In 1488 the monks had to flee to Brussels as a result of the continued power struggle between Maximilian of Habsburg and the rebellious Flemish municipalities. This was only to be a prelude to a long period of difficulties during the Eighty Years War (1566-1648). In 1572 the monastery was plundered, and in 1581 and 1583 the Rooklooster monks had to leave their monastery and take refuge within the city walls of Mons and Brussels. After returning to their cloister in the Soignes Forest in 1607, they fled their monastery a third time in 1635 to find refuge in the city of Brussels.
Between 1679 and 1683 a conflict arose between the prior and some members of his community, requiring the general chapter to intervene with several visitations and depositions of priors. In 1693 part of the buildings burned down.
On April, 8th 1784 the Rooklooster priory was officially suppressed by emperor Joseph II of Austria, leading to the sale of the buildings in 1789. During the Brabantine Revolution (1789-1790), sixteen monks were able to return to the priory on January 26th 1790. Two years later, however, French revolutionaries plundered the monastery. The priory was finally abolished in 1796 and the remains were sold in 1797. In 1834 the church of the priory was destroyed in a fire.

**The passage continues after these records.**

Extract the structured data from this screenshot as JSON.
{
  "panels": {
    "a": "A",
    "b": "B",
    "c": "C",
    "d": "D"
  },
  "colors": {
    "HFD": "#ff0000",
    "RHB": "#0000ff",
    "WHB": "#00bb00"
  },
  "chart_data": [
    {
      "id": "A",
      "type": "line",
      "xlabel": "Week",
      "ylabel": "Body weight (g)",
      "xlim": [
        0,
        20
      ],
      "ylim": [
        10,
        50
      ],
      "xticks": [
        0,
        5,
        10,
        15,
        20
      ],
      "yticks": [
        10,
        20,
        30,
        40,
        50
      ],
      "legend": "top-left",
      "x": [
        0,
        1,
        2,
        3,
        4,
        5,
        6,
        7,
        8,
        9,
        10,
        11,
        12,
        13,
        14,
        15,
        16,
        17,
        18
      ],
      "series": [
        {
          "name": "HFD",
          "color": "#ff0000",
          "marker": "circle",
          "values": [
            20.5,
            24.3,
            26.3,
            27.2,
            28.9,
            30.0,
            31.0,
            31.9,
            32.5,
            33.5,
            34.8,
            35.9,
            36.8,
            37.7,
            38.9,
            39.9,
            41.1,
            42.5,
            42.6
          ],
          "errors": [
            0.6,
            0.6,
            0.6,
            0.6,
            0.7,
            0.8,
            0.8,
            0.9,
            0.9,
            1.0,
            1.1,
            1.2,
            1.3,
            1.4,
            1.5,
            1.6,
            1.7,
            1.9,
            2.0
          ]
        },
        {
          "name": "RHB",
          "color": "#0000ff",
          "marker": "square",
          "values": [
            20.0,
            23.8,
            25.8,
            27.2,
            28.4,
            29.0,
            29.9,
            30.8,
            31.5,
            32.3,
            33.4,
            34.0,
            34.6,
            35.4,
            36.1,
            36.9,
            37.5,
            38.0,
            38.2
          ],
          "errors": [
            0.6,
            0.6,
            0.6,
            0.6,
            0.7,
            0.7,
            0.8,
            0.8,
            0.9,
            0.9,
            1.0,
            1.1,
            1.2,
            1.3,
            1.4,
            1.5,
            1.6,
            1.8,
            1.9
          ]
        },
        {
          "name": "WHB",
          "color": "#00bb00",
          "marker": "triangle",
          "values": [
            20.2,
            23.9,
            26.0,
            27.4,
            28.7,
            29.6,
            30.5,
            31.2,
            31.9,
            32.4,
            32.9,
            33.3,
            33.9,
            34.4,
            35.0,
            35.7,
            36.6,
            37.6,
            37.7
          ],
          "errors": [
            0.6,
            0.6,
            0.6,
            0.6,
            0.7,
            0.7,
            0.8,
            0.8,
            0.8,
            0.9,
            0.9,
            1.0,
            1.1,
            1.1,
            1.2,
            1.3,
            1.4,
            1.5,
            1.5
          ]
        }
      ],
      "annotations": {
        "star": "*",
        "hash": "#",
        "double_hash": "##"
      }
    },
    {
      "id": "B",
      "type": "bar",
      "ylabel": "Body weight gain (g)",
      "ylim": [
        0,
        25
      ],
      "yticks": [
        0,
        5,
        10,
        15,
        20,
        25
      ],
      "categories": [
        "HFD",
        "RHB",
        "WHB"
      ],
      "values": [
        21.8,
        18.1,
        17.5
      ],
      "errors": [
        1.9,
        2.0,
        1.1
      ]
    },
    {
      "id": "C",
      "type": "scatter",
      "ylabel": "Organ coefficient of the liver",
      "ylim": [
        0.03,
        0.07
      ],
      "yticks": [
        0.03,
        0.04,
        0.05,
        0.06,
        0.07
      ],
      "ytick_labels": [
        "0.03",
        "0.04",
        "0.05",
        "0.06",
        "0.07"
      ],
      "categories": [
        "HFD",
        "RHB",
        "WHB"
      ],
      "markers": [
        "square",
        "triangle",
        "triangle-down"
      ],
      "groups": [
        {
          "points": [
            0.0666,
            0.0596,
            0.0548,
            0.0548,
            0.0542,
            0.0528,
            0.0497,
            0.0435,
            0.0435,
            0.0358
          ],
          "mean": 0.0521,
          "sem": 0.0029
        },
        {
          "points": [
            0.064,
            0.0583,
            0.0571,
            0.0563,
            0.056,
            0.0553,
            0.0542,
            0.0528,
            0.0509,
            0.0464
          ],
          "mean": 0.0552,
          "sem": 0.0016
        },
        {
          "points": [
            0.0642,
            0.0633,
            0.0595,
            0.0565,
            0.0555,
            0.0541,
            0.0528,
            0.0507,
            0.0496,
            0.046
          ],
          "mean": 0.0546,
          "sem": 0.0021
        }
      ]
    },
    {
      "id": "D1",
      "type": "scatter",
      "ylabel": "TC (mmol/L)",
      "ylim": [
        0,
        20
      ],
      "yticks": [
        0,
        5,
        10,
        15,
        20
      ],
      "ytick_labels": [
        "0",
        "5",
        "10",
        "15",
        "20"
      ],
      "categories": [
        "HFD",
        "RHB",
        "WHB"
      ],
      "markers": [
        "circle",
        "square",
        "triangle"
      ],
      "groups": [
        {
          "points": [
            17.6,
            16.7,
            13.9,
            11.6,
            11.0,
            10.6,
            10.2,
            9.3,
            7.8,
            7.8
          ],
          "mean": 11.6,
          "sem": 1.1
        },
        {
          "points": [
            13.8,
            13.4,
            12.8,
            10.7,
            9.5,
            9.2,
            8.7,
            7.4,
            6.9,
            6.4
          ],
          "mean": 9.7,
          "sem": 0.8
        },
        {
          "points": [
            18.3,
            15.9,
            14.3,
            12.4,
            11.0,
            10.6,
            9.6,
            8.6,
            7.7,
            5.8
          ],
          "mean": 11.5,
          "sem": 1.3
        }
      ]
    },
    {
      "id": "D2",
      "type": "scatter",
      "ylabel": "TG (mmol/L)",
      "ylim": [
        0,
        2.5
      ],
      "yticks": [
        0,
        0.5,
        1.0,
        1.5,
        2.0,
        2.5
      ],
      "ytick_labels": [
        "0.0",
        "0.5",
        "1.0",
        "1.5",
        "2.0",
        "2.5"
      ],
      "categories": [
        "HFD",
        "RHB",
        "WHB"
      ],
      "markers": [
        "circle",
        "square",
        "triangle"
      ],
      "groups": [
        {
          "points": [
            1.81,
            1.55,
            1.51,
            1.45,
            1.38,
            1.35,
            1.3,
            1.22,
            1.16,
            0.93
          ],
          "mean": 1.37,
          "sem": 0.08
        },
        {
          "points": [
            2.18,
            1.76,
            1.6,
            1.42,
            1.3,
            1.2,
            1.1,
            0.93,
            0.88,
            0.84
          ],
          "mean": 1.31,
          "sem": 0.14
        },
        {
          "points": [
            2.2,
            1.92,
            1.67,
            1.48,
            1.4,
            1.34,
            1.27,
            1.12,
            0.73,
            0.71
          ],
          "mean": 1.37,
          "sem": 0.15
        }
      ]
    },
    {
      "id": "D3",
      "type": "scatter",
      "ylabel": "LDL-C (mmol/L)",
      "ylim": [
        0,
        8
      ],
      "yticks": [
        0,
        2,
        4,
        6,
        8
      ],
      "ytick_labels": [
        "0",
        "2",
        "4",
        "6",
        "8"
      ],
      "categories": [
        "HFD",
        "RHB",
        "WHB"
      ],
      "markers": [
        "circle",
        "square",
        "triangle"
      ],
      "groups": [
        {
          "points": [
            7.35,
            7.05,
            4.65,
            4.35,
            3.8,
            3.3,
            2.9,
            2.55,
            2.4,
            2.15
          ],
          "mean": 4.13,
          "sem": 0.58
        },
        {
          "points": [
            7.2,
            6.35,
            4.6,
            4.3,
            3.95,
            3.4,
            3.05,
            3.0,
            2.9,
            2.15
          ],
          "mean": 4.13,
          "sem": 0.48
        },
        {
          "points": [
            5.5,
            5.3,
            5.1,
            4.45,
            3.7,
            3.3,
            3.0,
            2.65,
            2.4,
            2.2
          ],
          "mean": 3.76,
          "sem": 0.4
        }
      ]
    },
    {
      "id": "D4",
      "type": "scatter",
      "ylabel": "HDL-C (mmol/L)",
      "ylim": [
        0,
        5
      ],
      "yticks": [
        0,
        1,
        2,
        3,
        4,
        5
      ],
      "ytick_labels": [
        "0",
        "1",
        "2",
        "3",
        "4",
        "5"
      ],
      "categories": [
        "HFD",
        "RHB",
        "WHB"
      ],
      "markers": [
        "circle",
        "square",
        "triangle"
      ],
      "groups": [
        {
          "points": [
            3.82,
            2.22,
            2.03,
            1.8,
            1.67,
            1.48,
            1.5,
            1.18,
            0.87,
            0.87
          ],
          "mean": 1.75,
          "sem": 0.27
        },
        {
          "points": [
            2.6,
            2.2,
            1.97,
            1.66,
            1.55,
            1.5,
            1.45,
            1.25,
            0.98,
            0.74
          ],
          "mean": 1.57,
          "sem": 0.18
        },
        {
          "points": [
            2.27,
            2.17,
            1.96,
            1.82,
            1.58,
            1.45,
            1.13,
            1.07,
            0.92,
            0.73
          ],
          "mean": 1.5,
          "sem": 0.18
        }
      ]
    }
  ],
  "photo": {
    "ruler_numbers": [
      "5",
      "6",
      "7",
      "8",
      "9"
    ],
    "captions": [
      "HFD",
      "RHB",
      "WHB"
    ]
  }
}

In 1912, the vestiges were acquired by the Belgian State and classified as a historic monument in the period 1959-1965. Since 1992, the estate is administered by the Brussels Capital Region.

Other Rooklooster Catalogues

Rooklooster boasted an important library and an active scriptorium as a result of the many authors, copiists, miniaturists and binders that worked in the priory. In addition to the Rooklooster Register, some other library catalogues or lists of books originating from Rooklooster have survived to the present day. A list of Middle Dutch books or Dietsche boeke (Brussels, Royal Library, MS. 1351-72), dated to around 1400, has been one of the main sources for a recent study that proves that many fourteenth century Middle Dutch manuscripts, that were kept in the Rooklooster library, were in fact copied by a group of active copiists in the charterhouse of Herne. A bench catalogue from the early sixteenth century (before 1522) has survived (Brussels, Royal Library, MS. II 152), the bibliographical structure of which has many similarities with the Rooklooster Register; it also contains a fragment of an older book list, dating back to 1503. Around the middle of the sixteenth century, a Tabula legendorum in refectorio (Brussels, Royal Library, MS. 242-65) was composed in Rooklooster. Finally, the most recent catalogue of printed works and manuscripts was compiled at the time of the suppression of the priory in 1784 (Brussels, National Archives of Belgium, Comité van de Religiekas - Comité de la Caisse de Religion, Inv. 74/131).

Frans Hendrickx

Literature

  • A. Derolez, B. Victor & W. Bracke (eds.), Corpus Catalogorum Belgii. The medieval booklists of the Southern Low Countries, vol. 4: Provinces of Brabant and Hainault, ed. with the collaboration of J.-W. Klein, Brussel, 2001, 178-209.
  • W. Lourdaux & E. Persoons, De bibliotheken en scriptoria van de Zuidnederlandse kloosters van het Kapittel van Windesheim. Een bibliografische inleiding, in: Archief- en bibliotheekwezen in België, 37 (1966), 61-74, especially 71-74.
  • M. Smeyers, Domus sancti Pauli in Rubeavalle (Rooklooster, Oudergem), in: W. Kohl, E. Persoons & A.G. Weiler (eds.), Monasticon Windeshemense, vol. 1: Belgien, Brüssel, 1976, 108-130, especially 113-120, 125-127.
  • M. Smeyers et al., Windesheimse kloosters in Brabant. Bijdrage tot de bouwgeschiedenis, in: Arca Lovaniensis artes atque historiae reserans documenta, 5 (1976), 113-179, especially 139-179.